Just got an email from WHOOP. Looks like any iOS user who has recorded a cycling workout now has an invite for the TP feature.

krispenhartung

I would love if you could connect me to the guy at WHOOP who can get me on the beta team to integrate whoop into TP.

Thanks!

Just have to update your app and go into settings.

I think it’s only for iPhone currently but I can confirm it works perfectly.

Yup, no need to send the request to them now, since they just officially announced it for cyclists. I can’t wait when they back fill the historical data…should be a few weeks. And especially when WKO4 starts pulling metrics from TrainingPeaks, which is when the really cool analytics will start.

I ended up renewing Whoop for 18 months. They offered a special pay-in-advance deal that brought the monthly cost down to $18/month. I really like the “always on” functionality of the device, and my wife appreciates that I don’t immediately get on my phone and start answering the Restwise questions each morning. She prefers to be acknowledged before the phone.

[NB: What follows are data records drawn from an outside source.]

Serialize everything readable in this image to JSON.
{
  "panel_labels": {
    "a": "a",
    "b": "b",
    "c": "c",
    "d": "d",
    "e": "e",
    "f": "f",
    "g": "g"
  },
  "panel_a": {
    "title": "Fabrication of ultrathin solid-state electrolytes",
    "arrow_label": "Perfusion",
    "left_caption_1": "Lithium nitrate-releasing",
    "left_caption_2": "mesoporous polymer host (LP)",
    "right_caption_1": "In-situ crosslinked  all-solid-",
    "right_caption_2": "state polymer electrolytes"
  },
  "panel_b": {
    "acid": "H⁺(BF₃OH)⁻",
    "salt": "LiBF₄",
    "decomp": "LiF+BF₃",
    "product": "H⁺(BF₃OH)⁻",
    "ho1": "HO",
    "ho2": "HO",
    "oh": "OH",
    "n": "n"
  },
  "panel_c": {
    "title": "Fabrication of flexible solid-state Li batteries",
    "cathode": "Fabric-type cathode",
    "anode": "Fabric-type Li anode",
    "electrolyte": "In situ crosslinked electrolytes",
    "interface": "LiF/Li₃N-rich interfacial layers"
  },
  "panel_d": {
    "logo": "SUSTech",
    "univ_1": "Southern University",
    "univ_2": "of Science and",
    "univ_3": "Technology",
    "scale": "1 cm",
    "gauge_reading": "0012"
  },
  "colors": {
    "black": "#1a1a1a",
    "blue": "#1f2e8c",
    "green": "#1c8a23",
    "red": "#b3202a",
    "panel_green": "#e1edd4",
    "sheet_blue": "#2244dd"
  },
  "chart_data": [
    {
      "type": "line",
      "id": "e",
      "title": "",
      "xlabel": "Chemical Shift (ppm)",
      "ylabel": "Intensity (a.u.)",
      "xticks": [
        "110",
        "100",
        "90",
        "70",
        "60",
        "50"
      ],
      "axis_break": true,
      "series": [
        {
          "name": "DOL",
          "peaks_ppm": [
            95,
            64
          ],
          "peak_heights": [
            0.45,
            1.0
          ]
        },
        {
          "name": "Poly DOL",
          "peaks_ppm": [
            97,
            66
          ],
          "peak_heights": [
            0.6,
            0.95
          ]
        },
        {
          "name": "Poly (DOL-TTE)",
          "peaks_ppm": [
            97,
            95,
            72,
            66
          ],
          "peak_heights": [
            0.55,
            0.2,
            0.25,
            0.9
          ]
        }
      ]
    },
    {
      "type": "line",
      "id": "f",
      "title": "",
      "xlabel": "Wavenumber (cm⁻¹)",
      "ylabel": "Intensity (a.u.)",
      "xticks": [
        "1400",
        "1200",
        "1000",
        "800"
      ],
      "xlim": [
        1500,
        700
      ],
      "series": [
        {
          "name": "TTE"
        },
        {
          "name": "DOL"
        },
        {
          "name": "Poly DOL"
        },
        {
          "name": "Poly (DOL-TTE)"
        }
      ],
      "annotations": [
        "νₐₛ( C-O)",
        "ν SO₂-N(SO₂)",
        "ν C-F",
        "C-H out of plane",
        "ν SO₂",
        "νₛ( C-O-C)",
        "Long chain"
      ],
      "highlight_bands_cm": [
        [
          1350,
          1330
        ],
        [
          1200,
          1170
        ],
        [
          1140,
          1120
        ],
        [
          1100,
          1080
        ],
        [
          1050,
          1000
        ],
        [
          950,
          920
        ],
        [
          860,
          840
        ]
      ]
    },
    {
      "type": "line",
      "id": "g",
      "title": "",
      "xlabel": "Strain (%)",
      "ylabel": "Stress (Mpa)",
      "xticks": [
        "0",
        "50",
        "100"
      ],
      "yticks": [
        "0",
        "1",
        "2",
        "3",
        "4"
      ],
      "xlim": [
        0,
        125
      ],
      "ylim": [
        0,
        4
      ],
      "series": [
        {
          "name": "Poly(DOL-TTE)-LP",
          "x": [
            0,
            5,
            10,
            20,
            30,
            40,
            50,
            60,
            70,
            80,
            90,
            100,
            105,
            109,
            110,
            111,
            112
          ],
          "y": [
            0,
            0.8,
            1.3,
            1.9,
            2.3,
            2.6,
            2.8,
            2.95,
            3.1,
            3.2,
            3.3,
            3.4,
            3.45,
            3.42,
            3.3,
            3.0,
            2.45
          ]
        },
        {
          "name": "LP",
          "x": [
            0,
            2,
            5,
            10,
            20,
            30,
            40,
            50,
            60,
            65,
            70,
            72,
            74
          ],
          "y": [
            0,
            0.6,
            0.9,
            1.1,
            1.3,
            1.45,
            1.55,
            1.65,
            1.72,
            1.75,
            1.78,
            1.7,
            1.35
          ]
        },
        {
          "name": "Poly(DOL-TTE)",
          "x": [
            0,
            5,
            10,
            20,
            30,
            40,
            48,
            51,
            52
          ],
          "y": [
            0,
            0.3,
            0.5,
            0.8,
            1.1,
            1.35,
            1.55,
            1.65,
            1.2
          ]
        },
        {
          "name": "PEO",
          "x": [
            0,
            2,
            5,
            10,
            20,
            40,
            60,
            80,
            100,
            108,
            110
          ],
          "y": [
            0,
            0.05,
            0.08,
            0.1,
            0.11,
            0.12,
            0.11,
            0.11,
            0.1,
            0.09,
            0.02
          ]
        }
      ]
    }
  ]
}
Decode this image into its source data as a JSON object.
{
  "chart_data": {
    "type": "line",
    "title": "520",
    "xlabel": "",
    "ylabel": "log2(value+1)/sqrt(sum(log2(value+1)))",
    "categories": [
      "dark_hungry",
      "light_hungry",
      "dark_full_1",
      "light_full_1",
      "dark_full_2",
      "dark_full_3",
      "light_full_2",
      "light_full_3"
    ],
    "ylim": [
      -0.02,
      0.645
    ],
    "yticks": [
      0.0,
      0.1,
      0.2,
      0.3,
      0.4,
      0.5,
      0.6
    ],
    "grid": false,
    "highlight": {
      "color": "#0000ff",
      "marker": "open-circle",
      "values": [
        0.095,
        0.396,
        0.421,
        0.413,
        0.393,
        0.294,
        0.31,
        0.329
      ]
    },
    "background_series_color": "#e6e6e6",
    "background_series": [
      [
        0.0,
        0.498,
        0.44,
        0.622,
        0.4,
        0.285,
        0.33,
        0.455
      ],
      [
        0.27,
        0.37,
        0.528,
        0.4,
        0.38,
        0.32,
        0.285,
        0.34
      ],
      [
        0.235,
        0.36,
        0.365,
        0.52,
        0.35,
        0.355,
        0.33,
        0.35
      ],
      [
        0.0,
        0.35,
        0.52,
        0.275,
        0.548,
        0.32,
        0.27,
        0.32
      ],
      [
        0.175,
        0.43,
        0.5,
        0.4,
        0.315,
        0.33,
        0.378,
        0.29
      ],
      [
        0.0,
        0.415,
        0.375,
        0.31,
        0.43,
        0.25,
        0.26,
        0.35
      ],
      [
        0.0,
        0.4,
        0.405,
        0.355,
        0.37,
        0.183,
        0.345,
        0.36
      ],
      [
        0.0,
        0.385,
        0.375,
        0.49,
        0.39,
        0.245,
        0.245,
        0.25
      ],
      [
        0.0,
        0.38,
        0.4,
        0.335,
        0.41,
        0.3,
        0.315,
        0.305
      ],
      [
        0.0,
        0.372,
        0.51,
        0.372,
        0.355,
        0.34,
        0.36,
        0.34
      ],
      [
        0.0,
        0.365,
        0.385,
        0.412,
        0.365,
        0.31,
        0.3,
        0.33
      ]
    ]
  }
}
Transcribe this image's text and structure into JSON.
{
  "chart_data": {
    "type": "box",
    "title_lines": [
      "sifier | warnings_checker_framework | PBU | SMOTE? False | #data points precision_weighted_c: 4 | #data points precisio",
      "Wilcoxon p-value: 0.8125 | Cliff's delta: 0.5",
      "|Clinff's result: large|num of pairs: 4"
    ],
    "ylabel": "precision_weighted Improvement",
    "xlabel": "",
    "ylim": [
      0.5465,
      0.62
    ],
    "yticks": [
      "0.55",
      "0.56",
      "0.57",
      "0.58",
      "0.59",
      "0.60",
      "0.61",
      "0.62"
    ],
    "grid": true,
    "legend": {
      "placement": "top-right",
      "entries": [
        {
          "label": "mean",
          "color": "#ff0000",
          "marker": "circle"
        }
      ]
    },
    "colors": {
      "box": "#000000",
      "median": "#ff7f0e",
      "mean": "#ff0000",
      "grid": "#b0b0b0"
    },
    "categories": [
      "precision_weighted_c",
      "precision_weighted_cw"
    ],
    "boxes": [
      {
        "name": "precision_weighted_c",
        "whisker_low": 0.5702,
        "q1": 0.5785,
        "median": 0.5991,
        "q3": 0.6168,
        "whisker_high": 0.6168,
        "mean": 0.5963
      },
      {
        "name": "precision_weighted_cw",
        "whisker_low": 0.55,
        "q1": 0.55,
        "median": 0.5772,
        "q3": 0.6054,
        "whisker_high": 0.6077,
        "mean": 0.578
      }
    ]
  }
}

I’m testing this out right now. Some “sickness” invaded my body on Monday night. I finished SSBMV1 on Saturday, rested on Sunday and took a 20-minute FTP test on Monday.

I had a 90% recovery score on the day of the test. I worked hard, and then my recovery has been in the stuck in the mid-30s since then. I have a sore throat, a hefty cough and a dull headache. I had been around a hacking coughing child on Sunday, so I suspect that the hard effort gave whatever I was exposed to a foothold, or maybe my allergies kicked in.

Either way, what’s interesting to see is that my recovery score hasn’t changed a bit in the past three days despite tons of nap time and extended sleep time. My HRV fell off a cliff on Monday night and has continued to decline slightly each subsequent day. My RHR has been climbing consistently since Saturday, two days before the FTP test, and took a huge jump on Tuesday night.

Depending on how my HRV and RHR respond the next few days, I suspect I’ll be taking this week as a rest week and postponing the start of SSBMV2 until I’m done resting. This is not what I would have been doing, if I didn’t have this data to counteract the voice in my head saying “I’m probably recovered enough to work out.”